Former prime minister Scott Morrison indicated hesitance to attend alongside Putin and said he'd raised concerns with Widodo, who has confirmed the Russian president's plans to attend and been unwilling to revoke his invitation to the October summit.

"The idea of sitting around a table with Vladimir Putin, who the United States are already in the position of calling out war crimes in Ukraine, for me is a step too far," Morrison said in March.

Albanese on Monday pointed to Putin's attendance at the G20 in Australia in 2014, months after he annexed Crimea, saying that didn't mean the country agreed with his stance. 

"Indeed, we find President Putin's behaviour to be abhorrent, to be illegal, to be a travesty of the international order and betraying the norms of behaviour that we expect from every member country of the UN, let alone a member of the UN Security Council," he said.

The prime minister said Australia's relationship with Indonesia was one of its most important, hence why he wanted his meeting with Widodo to be his first bilateral international visit.

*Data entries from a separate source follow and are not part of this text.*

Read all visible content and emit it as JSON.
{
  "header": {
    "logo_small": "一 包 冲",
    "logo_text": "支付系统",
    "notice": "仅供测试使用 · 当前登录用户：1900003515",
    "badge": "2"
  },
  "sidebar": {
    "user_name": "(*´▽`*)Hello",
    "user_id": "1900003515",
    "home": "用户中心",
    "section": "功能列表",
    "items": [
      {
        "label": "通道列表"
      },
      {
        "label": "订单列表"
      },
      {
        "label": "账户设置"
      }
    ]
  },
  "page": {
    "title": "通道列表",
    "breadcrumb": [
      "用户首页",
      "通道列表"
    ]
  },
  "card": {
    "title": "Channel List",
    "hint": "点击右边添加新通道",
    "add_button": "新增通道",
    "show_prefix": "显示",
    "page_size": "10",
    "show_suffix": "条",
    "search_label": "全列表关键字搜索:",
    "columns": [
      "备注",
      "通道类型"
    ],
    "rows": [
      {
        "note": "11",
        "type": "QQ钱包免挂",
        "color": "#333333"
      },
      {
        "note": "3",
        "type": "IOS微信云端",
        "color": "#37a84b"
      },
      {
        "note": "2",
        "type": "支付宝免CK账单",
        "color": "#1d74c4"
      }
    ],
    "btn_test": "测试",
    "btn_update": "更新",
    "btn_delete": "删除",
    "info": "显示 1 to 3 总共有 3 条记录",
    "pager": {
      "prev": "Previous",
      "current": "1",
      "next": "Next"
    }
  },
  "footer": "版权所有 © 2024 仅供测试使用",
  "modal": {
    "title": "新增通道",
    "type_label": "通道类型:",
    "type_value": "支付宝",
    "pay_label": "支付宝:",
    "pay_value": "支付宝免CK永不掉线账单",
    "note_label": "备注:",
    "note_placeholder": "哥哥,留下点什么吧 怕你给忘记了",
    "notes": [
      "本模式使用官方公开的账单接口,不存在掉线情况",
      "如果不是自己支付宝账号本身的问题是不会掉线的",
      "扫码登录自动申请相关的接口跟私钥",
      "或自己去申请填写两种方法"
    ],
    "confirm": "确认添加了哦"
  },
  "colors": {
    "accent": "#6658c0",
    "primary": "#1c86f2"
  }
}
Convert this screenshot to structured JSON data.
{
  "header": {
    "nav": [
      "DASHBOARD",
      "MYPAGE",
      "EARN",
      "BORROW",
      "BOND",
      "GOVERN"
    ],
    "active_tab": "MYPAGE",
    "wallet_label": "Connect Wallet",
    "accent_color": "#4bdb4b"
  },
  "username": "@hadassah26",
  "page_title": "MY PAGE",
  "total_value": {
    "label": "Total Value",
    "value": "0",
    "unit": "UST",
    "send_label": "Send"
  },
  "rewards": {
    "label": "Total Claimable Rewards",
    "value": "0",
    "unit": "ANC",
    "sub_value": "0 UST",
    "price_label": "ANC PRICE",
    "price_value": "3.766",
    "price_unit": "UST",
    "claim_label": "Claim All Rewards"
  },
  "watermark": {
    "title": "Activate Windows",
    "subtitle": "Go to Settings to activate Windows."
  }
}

The trip to the country of more than 270 million people comes amid growing tensions in the region, with China seeking to have a stronger influence in the Pacific to Australia's east.

Albanese said China's mid-air interception of an Australian military reconnaissance aircraft last month, including the setting off of flairs and dropping of chaff in its path "didn't come up" in his meeting with Widodo.

"The big topic of discussion was about our relationship, Australia and Indonesia. That was that was the focus of the discussion," he said, when asked directly if the two leaders spoke about China's role in the region.

"Obviously, there's a context of the strategic competition, as it was called, is part of that context, but we're very much focused on our bilateral relationship, was the focus of the discussions and that is as you would expect."